When the pot calls the kettle black

I mentioned a while back that I wasn't a big fan of the way that Mark Regenerus did his research, yet it seems as though there are a lot of instances of the pot calling the kettle black. In that article I also mentioned the following bit of an LA Times piece:

[N]o scholarly research, including the Regnerus paper, has ever compared children of stable same-sex couples to children of stable different-sex couples, in part because an adequate sample size is hard to come by.

Yet, the level of opposition that he's receiving, though unsurprising, although seems a bit unwarranted and hypocritical. To quote a piece from the Chronicle of Higher Education entitled An Academic Auto-da-Fé:

His sample [population] was a clear improvement over those used by most previous studies on this topic. ... Those who are attacking Regnerus cannot admit their true political motives, so their strategy has been to discredit him for conducting "bad science." That is devious. His article is not perfect—no article ever is. But it is no scientifically worse than what is routinely published in sociology journals. Without a doubt, had Regnerus published different findings with the same methodology, nobody would have batted a methodological eye. Furthermore, none of his critics raised methodological concerns about earlier research on the same topic that had greater limitations, which are discussed in detail in the Regnerus article. Apparently, weak research that comes to the "right" conclusions is more acceptable than stronger studies that offer heretical results.

Try, e.g., this article which includes:

based strictly on the published science, one could argue that two women parent better on average than a woman and a man, or at least than a woman and man with a traditional division of labor. Lesbian coparents seem to outperform comparable married heterosexual, biological parents on several measures, even while being denied the substantial privileges of marriage.

The typical problem in these sorts of studies are things like tiny sample groups and biased selection of research subjects.

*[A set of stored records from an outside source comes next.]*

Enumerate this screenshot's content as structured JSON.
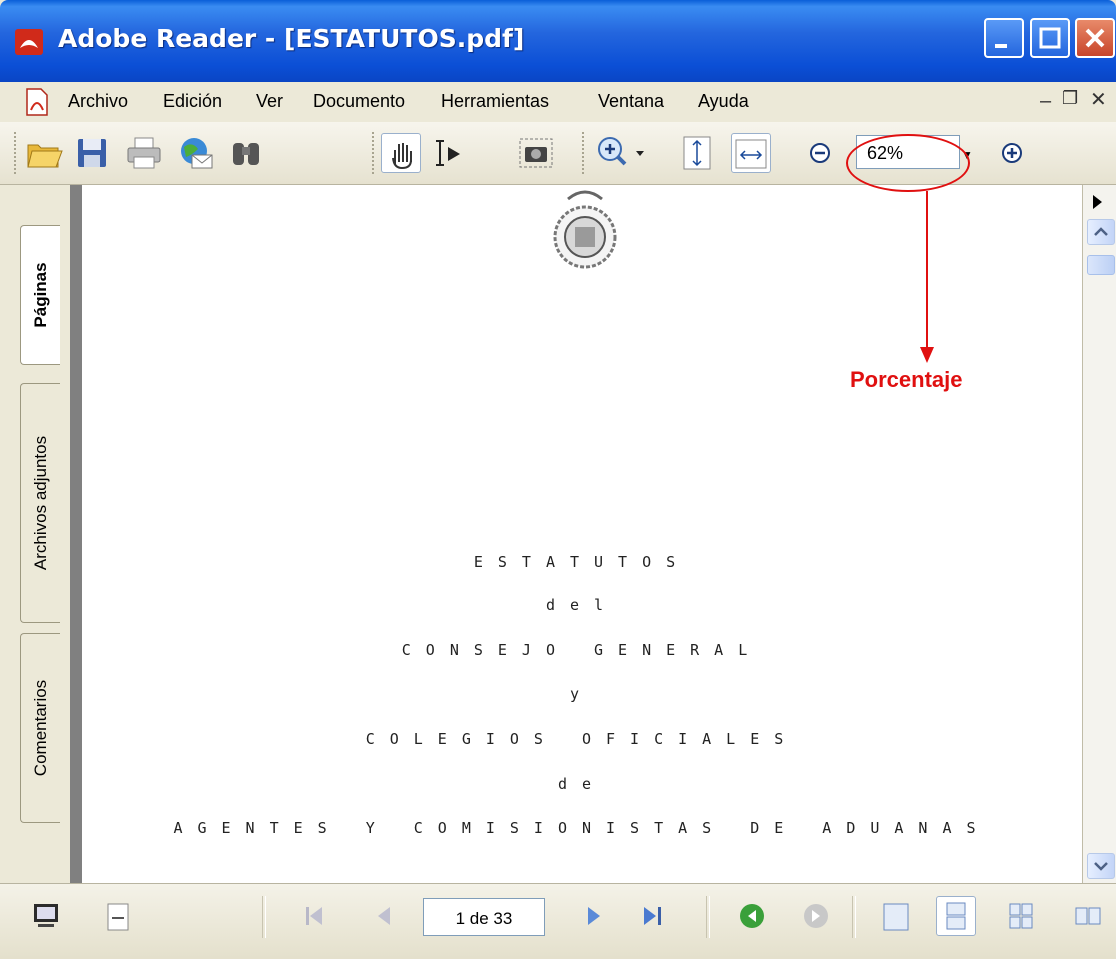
{
  "window": {
    "title": "Adobe Reader - [ESTATUTOS.pdf]"
  },
  "menu": {
    "items": [
      {
        "label": "Archivo",
        "accel": "A"
      },
      {
        "label": "Edición",
        "accel": "E"
      },
      {
        "label": "Ver",
        "accel": "V"
      },
      {
        "label": "Documento",
        "accel": "D"
      },
      {
        "label": "Herramientas",
        "accel": "H"
      },
      {
        "label": "Ventana",
        "accel": "n"
      },
      {
        "label": "Ayuda",
        "accel": "y"
      }
    ]
  },
  "toolbar": {
    "icons": [
      "open-icon",
      "save-icon",
      "print-icon",
      "email-icon",
      "search-icon",
      "hand-tool-icon",
      "select-text-icon",
      "snapshot-icon",
      "zoom-in-tool-icon",
      "fit-page-icon",
      "fit-width-icon",
      "zoom-out-icon",
      "zoom-in-icon"
    ],
    "zoom": "62%"
  },
  "left_panel": {
    "tabs": [
      {
        "label": "Páginas",
        "active": true
      },
      {
        "label": "Archivos adjuntos",
        "active": false
      },
      {
        "label": "Comentarios",
        "active": false
      }
    ]
  },
  "document": {
    "lines": [
      "ESTATUTOS",
      "del",
      "CONSEJO GENERAL",
      "y",
      "COLEGIOS OFICIALES",
      "de",
      "AGENTES Y COMISIONISTAS DE ADUANAS"
    ]
  },
  "annotation": {
    "label": "Porcentaje",
    "color": "#e01010"
  },
  "statusbar": {
    "page_indicator": "1 de 33",
    "icons": [
      "monitor-icon",
      "page-size-icon",
      "first-page-icon",
      "previous-page-icon",
      "next-page-icon",
      "last-page-icon",
      "previous-view-icon",
      "next-view-icon",
      "single-page-icon",
      "continuous-icon",
      "continuous-facing-icon",
      "facing-icon"
    ]
  },
  "colors": {
    "titlebar": "#0a4fd6",
    "accent_red": "#e01010"
  }
}
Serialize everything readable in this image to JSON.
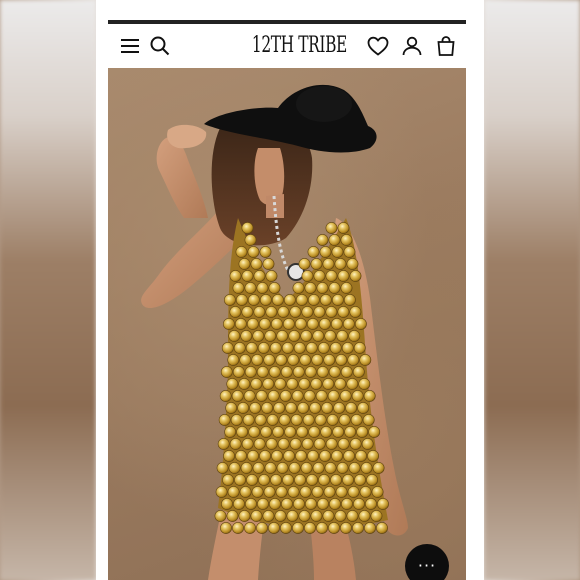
{
  "header": {
    "brand": "12TH TRIBE",
    "icons": [
      "menu-icon",
      "search-icon",
      "heart-icon",
      "account-icon",
      "bag-icon"
    ]
  },
  "chat": {
    "icon": "chat-icon",
    "dots": "···"
  },
  "colors": {
    "header_bg": "#ffffff",
    "photo_bg": "#9c7c60",
    "dress_gold": "#c9a23a",
    "hat": "#111111",
    "chat_button": "#0d0d0d"
  }
}
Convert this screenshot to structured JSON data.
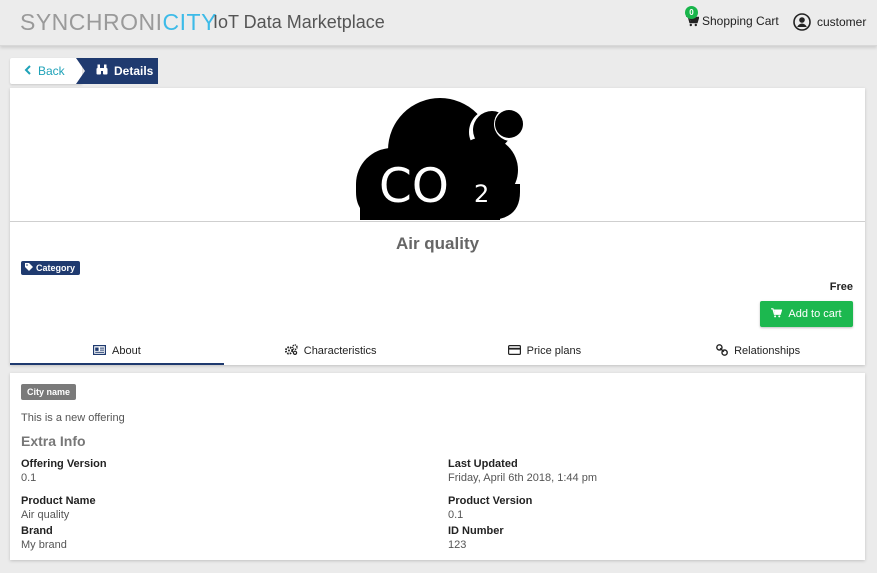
{
  "header": {
    "logo_part1": "SYNCHRONI",
    "logo_part2": "CITY",
    "app_title": "IoT Data Marketplace",
    "cart_count": "0",
    "cart_label": "Shopping Cart",
    "user_label": "customer"
  },
  "breadcrumb": {
    "back_label": "Back",
    "details_label": "Details"
  },
  "product": {
    "image_text_main": "CO",
    "image_text_sub": "2",
    "title": "Air quality",
    "category_label": "Category",
    "price": "Free",
    "add_to_cart_label": "Add to cart"
  },
  "tabs": [
    {
      "label": "About",
      "icon": "id-card-icon"
    },
    {
      "label": "Characteristics",
      "icon": "gears-icon"
    },
    {
      "label": "Price plans",
      "icon": "credit-card-icon"
    },
    {
      "label": "Relationships",
      "icon": "link-icon"
    }
  ],
  "about": {
    "city_badge": "City name",
    "description": "This is a new offering",
    "extra_title": "Extra Info",
    "fields": [
      {
        "label": "Offering Version",
        "value": "0.1"
      },
      {
        "label": "Last Updated",
        "value": "Friday, April 6th 2018, 1:44 pm"
      },
      {
        "label": "Product Name",
        "value": "Air quality"
      },
      {
        "label": "Product Version",
        "value": "0.1"
      },
      {
        "label": "Brand",
        "value": "My brand"
      },
      {
        "label": "ID Number",
        "value": "123"
      }
    ]
  },
  "colors": {
    "navy": "#1f3a6f",
    "green": "#1cb84f",
    "teal": "#1fa2b8",
    "logo_blue": "#3dbbe8"
  }
}
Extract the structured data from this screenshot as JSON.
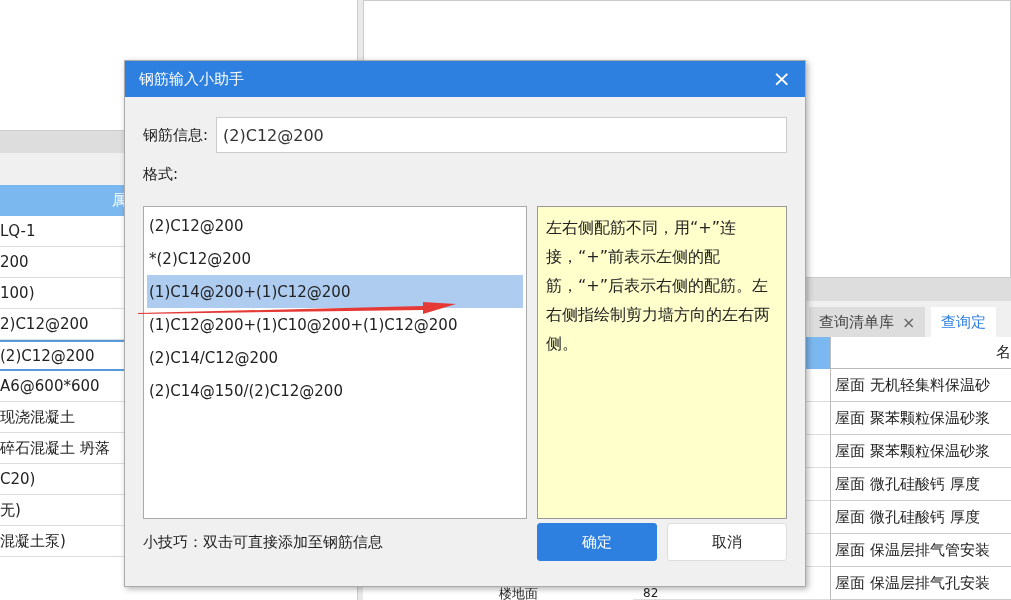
{
  "left_table": {
    "header": "属",
    "rows": [
      {
        "text": "LQ-1",
        "selected": false
      },
      {
        "text": "200",
        "selected": false
      },
      {
        "text": "100)",
        "selected": false
      },
      {
        "text": "2)C12@200",
        "selected": false
      },
      {
        "text": "(2)C12@200",
        "selected": true
      },
      {
        "text": "A6@600*600",
        "selected": false
      },
      {
        "text": "现浇混凝土",
        "selected": false
      },
      {
        "text": "碎石混凝土 坍落",
        "selected": false
      },
      {
        "text": "C20)",
        "selected": false
      },
      {
        "text": "无)",
        "selected": false
      },
      {
        "text": "混凝土泵)",
        "selected": false
      }
    ]
  },
  "lower_left": {
    "cell": "楼地面"
  },
  "tabs": [
    {
      "label": "查询清单库",
      "selected": false,
      "close": "×"
    },
    {
      "label": "查询定",
      "selected": true
    }
  ],
  "right_table": {
    "column": "名",
    "rows": [
      "屋面 无机轻集料保温砂",
      "屋面 聚苯颗粒保温砂浆",
      "屋面 聚苯颗粒保温砂浆",
      "屋面 微孔硅酸钙 厚度",
      "屋面 微孔硅酸钙 厚度",
      "屋面 保温层排气管安装",
      "屋面 保温层排气孔安装"
    ],
    "last_row_number": "82"
  },
  "dialog": {
    "title": "钢筋输入小助手",
    "close": "×",
    "field_label": "钢筋信息:",
    "field_value": "(2)C12@200",
    "format_label": "格式:",
    "formats": [
      {
        "text": "(2)C12@200",
        "selected": false
      },
      {
        "text": "*(2)C12@200",
        "selected": false
      },
      {
        "text": "(1)C14@200+(1)C12@200",
        "selected": true
      },
      {
        "text": "(1)C12@200+(1)C10@200+(1)C12@200",
        "selected": false
      },
      {
        "text": "(2)C14/C12@200",
        "selected": false
      },
      {
        "text": "(2)C14@150/(2)C12@200",
        "selected": false
      }
    ],
    "description": "左右侧配筋不同，用“+”连接，“+”前表示左侧的配筋，“+”后表示右侧的配筋。左右侧指绘制剪力墙方向的左右两侧。",
    "tip": "小技巧：双击可直接添加至钢筋信息",
    "ok": "确定",
    "cancel": "取消"
  }
}
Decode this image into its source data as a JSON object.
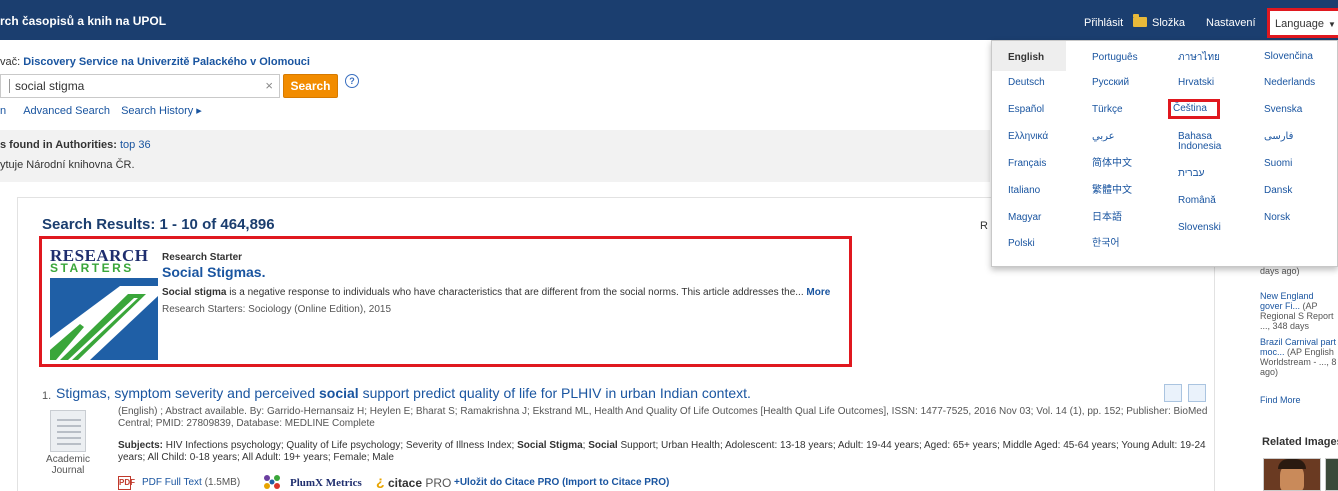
{
  "topbar": {
    "site_title": "rch časopisů a knih na UPOL",
    "login": "Přihlásit",
    "folder": "Složka",
    "settings": "Nastavení",
    "language_label": "Language",
    "language_caret": "▼"
  },
  "search": {
    "provider_prefix": "vač: ",
    "provider_name": "Discovery Service na Univerzitě Palackého v Olomouci",
    "query": "social stigma",
    "clear": "×",
    "button": "Search",
    "help": "?",
    "link_fragment": "n",
    "advanced": "Advanced Search",
    "history": "Search History ▸"
  },
  "authorities": {
    "label": "s found in Authorities:",
    "link": "top 36",
    "provider_note": "ytuje Národní knihovna ČR."
  },
  "results": {
    "heading": "Search Results: 1 - 10 of 464,896",
    "relevance_fragment": "R"
  },
  "research_starter": {
    "logo_line1": "RESEARCH",
    "logo_line2": "STARTERS",
    "label": "Research Starter",
    "title": "Social Stigmas.",
    "abstract_bold": "Social stigma",
    "abstract_rest": " is a negative response to individuals who have characteristics that are different from the social norms. This article addresses the... ",
    "more": "More",
    "source": "Research Starters: Sociology (Online Edition), 2015"
  },
  "result1": {
    "number": "1.",
    "title_a": "Stigmas, symptom severity and perceived ",
    "title_b": "social",
    "title_c": " support predict quality of life for PLHIV in urban Indian context.",
    "meta": "(English) ; Abstract available. By: Garrido-Hernansaiz H; Heylen E; Bharat S; Ramakrishna J; Ekstrand ML, Health And Quality Of Life Outcomes [Health Qual Life Outcomes], ISSN: 1477-7525, 2016 Nov 03; Vol. 14 (1), pp. 152; Publisher: BioMed Central; PMID: 27809839, Database: MEDLINE Complete",
    "subjects_label": "Subjects:",
    "subjects_a": " HIV Infections psychology; Quality of Life psychology; Severity of Illness Index; ",
    "subjects_b": "Social Stigma",
    "subjects_c": "; ",
    "subjects_d": "Social",
    "subjects_e": " Support; Urban Health; Adolescent: 13-18 years; Adult: 19-44 years; Aged: 65+ years; Middle Aged: 45-64 years; Young Adult: 19-24 years; All Child: 0-18 years; All Adult: 19+ years; Female; Male",
    "doc_type": "Academic Journal",
    "pdf_icon_text": "PDF",
    "pdf": "PDF Full Text",
    "pdf_size": " (1.5MB)",
    "plumx": "PlumX Metrics",
    "citace_mark": "¿",
    "citace_name": "citace",
    "citace_pro": " PRO",
    "citace_link": "+Uložit do Citace PRO (Import to Citace PRO)"
  },
  "language_menu": {
    "items": [
      "English",
      "Português",
      "ภาษาไทย",
      "Slovenčina",
      "Deutsch",
      "Русский",
      "Hrvatski",
      "Nederlands",
      "Español",
      "Türkçe",
      "Čeština",
      "Svenska",
      "Ελληνικά",
      "عربي",
      "Bahasa",
      "Indonesia",
      "فارسی",
      "Français",
      "简体中文",
      "עברית",
      "Suomi",
      "Italiano",
      "繁體中文",
      "Română",
      "Dansk",
      "Magyar",
      "日本語",
      "Slovenski",
      "Norsk",
      "Polski",
      "한국어"
    ]
  },
  "sidebar": {
    "news1": "days ago)",
    "news2_link": "New England gover Fi...",
    "news2_meta": " (AP Regional S Report ..., 348 days",
    "news3_link": "Brazil Carnival part moc...",
    "news3_meta": " (AP English Worldstream - ..., 8 ago)",
    "find_more": "Find More",
    "related_images": "Related Images"
  },
  "colors": {
    "header_bg": "#1b3e6f",
    "link": "#1a55a0",
    "search_button": "#f28c00",
    "highlight_border": "#e0181f"
  }
}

A second article article in the Chronicle of Higher Education notes the following:

Regnerus disclosed the Bradley Foundation and Witherspoon Institute’s sponsorship of the study, acknowledging their conservative pedigrees and asserting that “the funding sources played no role at all in the design or conduct of the study, the analyses, the interpretations of the data, or in the preparation of this manuscript.”
His disclosure squares with the code of ethics of the American Sociological Association, which does not prohibit sociologists from taking research funding from any particular funding source as long as the researcher discloses that relationship.
However, UT-Austin's standard appears to be stricter. “It is the policy of the University of Texas that research is conducted with integrity and free from any actual or apparent institutional or personal conflict of interest,” says the university’s Compliance and Ethics Guide. Texas researchers, the policy says, “must insure that there is no reasonable expectation that the design, conduct, and reporting of the research will be biased by any significant financial interest of an investigator responsible for the research or other educational activity.”

If they actually applied UT-Austin's Compliance and Ethics guidelines in the same way as some are arguing they should be applied to Regnerus, you'd have to wonder just how many of his opponents would also wind up in violation.